3106 — Barriers to Achieving Clinical Capacity in Women’s Health Care in VA Facilities
YANO EM (VA Greater Los Angeles HSR&D Center of Excellence) , BEAN-MAYBERRY B
(VA Greater Los Angeles HSR&D Center of Excellence), LANTO AB
(VA Greater Los Angeles HSR&D Center of Excellence), WASHINGTON DL
(VA Greater Los Angeles HSR&D Center of Excellence)
Women veterans’ numerical minority creates substantial challenges for VA managers and providers aiming to deliver high quality care for this diverse but rapidly growing segment of VA users. We conducted a national organizational survey to evaluate the factors associated with achieving clinical capacity to deliver high quality care to women veterans.
In 2001, we administered key informant surveys among VA leaders at all VA facilities serving 400 or more women veterans (n=126), incorporating measures representing enabling, predisposing, reinforcing, and need-related variables. We used factor analysis to develop a 2-item scale of women’s health clinical capacity (Cronbach’s alpha = 0.83). We examined bivariate associations with area and organizational characteristics, and performed multivariate regression to determine the independent factors associated with having women’s health clinical capacity, adjusting for caseload and urban/rural location.
VA facilities that achieved higher clinical capacity in women’s health were more likely to be academically affiliated (p<.05) and embue senior women’s health clinicians with higher staffing authority (p<.05). VA facilities with higher reported barriers to achieving women’s health clinical capacity were more likely to contract for care in the community (p<.05). Facilities in VISNs that rated patient complaints as an important factor in determining the extent to which health care for women veterans was being optimally delivered were less likely to have women’s health clinical capacity (p<.01).
To achieve women’s health clinical capacity under constrained resources, VA managers appear to have opted to either confer greater staffing authority to women’s health clinical leadership, which may be facilitated by academic partnerships, or to revert to contract care in the community. VISN policies, directly or indirectly, also influence clinical capacity, but would benefit by being more proactive than reactive to patient complaints.

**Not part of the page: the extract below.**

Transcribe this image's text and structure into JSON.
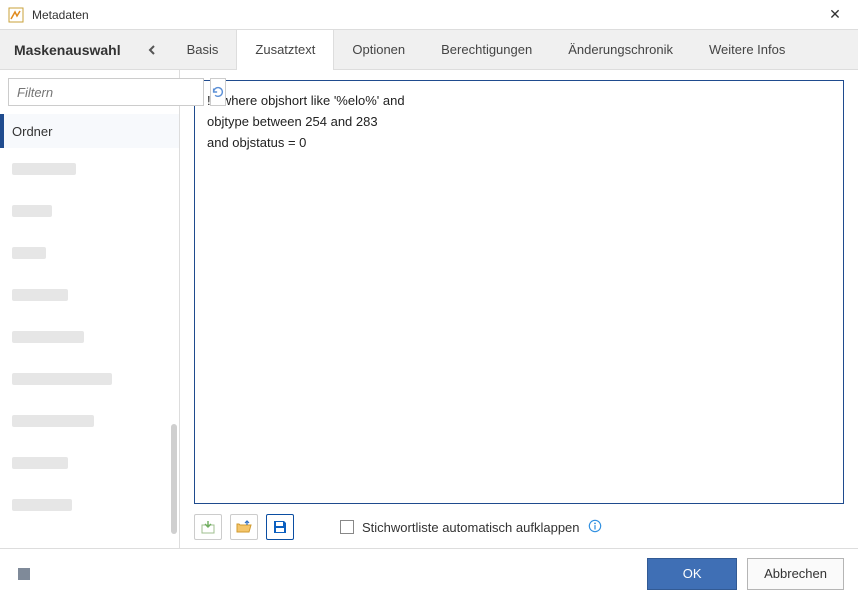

The historical predominance of men in VA settings has resulted in gaps in clinical competencies in delivering care to women veterans. These gaps must be filled and require attention to the clinical resources necessary to meet the challenges of these complex patients to achieve equitable care. More research is also needed to better understand the quality of contract care delivered to women veterans in the community.